1. A method for identifying a potential homoglyph attack using a computing device comprising a Siamese convolutional neural network and an index engine, the method comprising:

receiving, by a computing device, a string of characters;

transforming, by the computing device, the string of characters into a received image;

transforming, by the Siamese convolutional neural network, the image into a received vector; and

searching, by the index engine, a reference index and generating an alert if the distance between the received vector and any of the vectors referenced in the reference index is below a predetermined threshold.

2. The method of claim 1, wherein the received string of characters is a URL.

3. The method of claim 1, wherein the received string of characters is a file name.

4. The method of claim 1, wherein the received image is a bitmap image.

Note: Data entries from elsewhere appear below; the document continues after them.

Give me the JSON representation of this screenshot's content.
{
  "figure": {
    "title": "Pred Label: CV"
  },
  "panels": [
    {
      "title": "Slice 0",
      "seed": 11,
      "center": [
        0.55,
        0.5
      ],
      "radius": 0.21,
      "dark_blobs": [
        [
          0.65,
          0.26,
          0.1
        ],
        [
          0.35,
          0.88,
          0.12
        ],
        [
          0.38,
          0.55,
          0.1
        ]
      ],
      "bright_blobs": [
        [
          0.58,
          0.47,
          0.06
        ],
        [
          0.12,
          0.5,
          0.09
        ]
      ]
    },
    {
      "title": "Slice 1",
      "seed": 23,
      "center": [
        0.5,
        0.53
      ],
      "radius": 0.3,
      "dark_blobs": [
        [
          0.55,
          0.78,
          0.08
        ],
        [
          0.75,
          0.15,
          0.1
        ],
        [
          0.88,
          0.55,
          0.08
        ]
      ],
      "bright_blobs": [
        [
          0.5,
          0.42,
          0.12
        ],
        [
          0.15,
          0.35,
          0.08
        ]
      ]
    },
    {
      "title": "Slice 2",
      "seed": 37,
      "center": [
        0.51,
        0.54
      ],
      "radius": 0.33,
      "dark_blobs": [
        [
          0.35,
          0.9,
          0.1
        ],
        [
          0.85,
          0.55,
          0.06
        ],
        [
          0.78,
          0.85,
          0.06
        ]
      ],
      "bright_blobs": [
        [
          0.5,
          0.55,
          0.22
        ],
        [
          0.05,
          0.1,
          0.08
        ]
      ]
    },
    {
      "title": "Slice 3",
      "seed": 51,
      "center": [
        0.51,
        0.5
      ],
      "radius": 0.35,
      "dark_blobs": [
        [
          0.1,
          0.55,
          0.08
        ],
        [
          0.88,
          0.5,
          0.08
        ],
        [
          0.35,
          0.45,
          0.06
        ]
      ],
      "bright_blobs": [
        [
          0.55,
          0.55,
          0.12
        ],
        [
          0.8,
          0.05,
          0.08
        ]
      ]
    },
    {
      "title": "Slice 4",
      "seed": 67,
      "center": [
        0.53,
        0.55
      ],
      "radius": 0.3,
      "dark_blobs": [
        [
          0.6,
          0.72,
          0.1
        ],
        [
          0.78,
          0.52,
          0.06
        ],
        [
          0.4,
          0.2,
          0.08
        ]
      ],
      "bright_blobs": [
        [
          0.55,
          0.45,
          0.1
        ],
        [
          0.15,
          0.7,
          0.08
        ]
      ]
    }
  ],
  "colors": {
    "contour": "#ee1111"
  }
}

5. The method of claim 1, wherein the received image is a grayscale image.

6. The method of claim 1, wherein the received image is a multi channel image.

7. The method of claim 1, wherein the index engine utilizes a KD Tree index.

8. The method of claim 1, wherein the index engine utilizes a multidimensional index.

9. A method for training a Siamese convolutional neural network in a computing device and for using the Siamese convolutional neural network to identify a potential homoglyph attack, the method comprising:

receiving, by the computing device, a set of pairs of strings;

transforming, by the computing device, each string in the set of pairs of strings into an image to create a set of pairs of images;

training the Siamese convolutional neural network using the set of pairs of images;

receiving, by the computing device, a string of characters;

10. The method of claim 9, wherein the received string of characters is a URL.

11. The method of claim 9, wherein the received string of characters is a file name.

12. The method of claim 9, wherein the received image is a bitmap image.

13. The method of claim 9, wherein the received image is a grayscale image.

14. The method of claim 9, wherein the received image is a multi channel image.

15. The method of claim 9, wherein the index engine utilizes a KD Tree index.

16. The method of claim 9, wherein the index engine utilizes a multidimensional index.

17. A computing device for identifying a potential homoglyph attack, comprising:

a data-image transformation engine comprising instructions for transforming a received string of characters into an image;

a Siamese convolutional neural network configured to convert an image into a vector;

an indexing engine for comparing the vector to a set of indexed vectors; and

a notification engine for generating an alert if the difference between the vector and any of the indexed vectors is below a predetermined threshold.

18. The device of claim 17, wherein the received string of characters is a URL.

19. The device of claim 17, wherein the received string of characters is a file name.

20. The device of claim 17, wherein the received image is a bitmap image.

21. The device of claim 17, wherein the received image is a grayscale image.

22. The device of claim 17, wherein the index engine utilizes a KD Tree index.